C’est une expression de violence vis-à-vis des enfants : la ministre des Sports, Marina Ferrari, condamne les méthodes d’un coach de MMA à Villeurbanne
Après la diffusion de vidéos montrant un entraîneur de MMA frappant de jeunes élèves à Villeurbanne, la ministre des Sports, Marina Ferrari, a qualifié ces pratiques d’« absolument inacceptables ». En conséquence, le coach n’est plus autorisé à entraîner des mineurs pendant six mois et une enquête a été ouverte.
Les images, qui circulent sur les réseaux sociaux, montrent un entraîneur de MMA infligeant des coups de pied et de poing à des enfants lors d’exercices dans son club. Certaines séquences montrent les jeunes élèves chutant après les impacts, avant de recevoir l’ordre de se relever. La préfecture du Rhône a également signalé l’utilisation d’objets tels que des pneus ou des bâtons en bois pendant les entraînements.
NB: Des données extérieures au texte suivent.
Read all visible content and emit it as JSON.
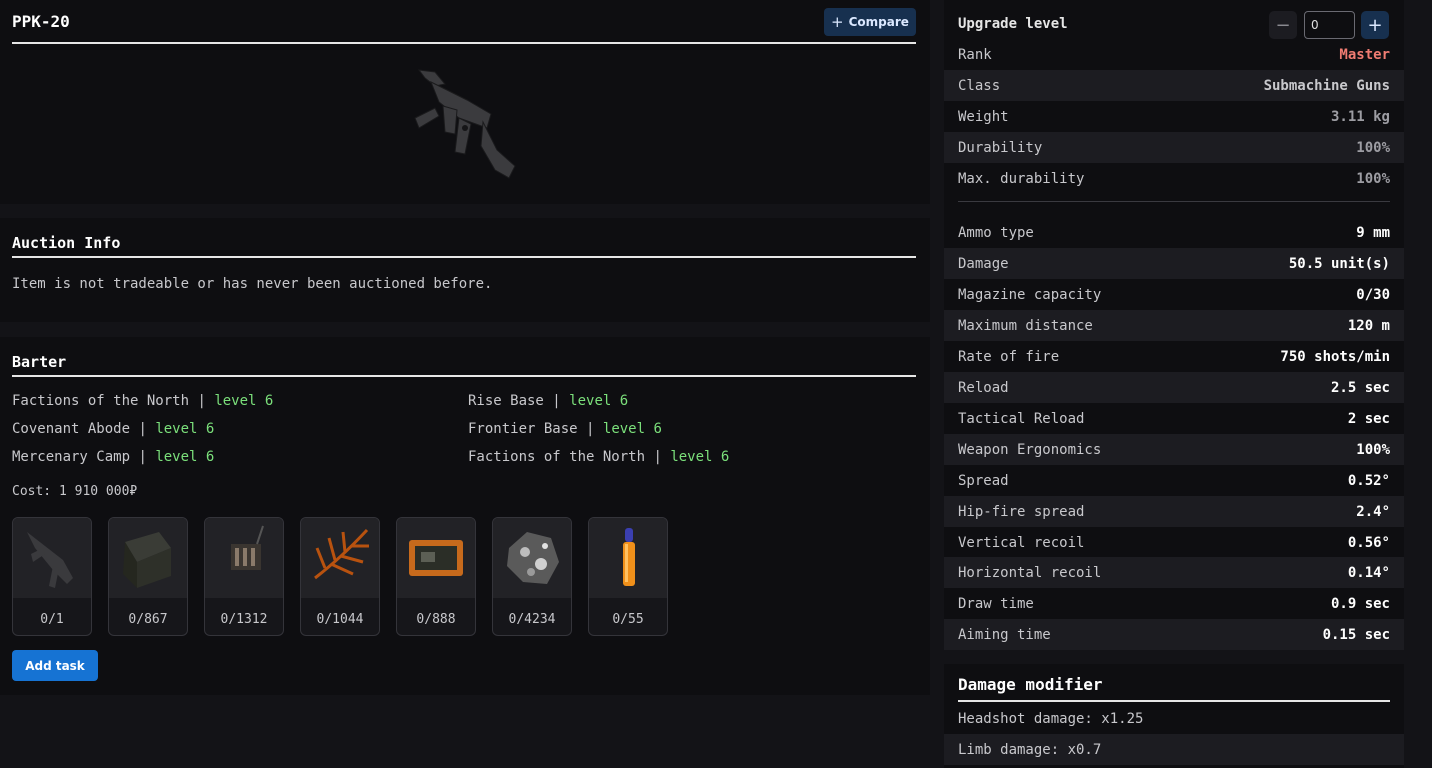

Face à cette controverse, Marina Ferrari a déclaré sur France Info : « C’est une expression de violence vis-à-vis des enfants », soulignant que ces méthodes ne relèvent ni de l’éducation ni des pratiques sportives acceptables.
Dans un arrêté daté du 29 avril, la préfecture du Rhône a interdit à Yom Keita Yidikes, âgé de 33 ans, d’encadrer des mineurs pour une durée de six mois. Les autorités estiment que « la force des coups de pied et de poings portés » représente un risque pour « la santé et la sécurité » des enfants, et que ces comportements ne sont pas conformes aux attentes d’un éducateur sportif. La ministre a également demandé, dès le 29 avril, la mise en place d’un arrêté d’urgence. Les faits ont été signalés au parquet de Lyon, et une enquête administrative est en cours.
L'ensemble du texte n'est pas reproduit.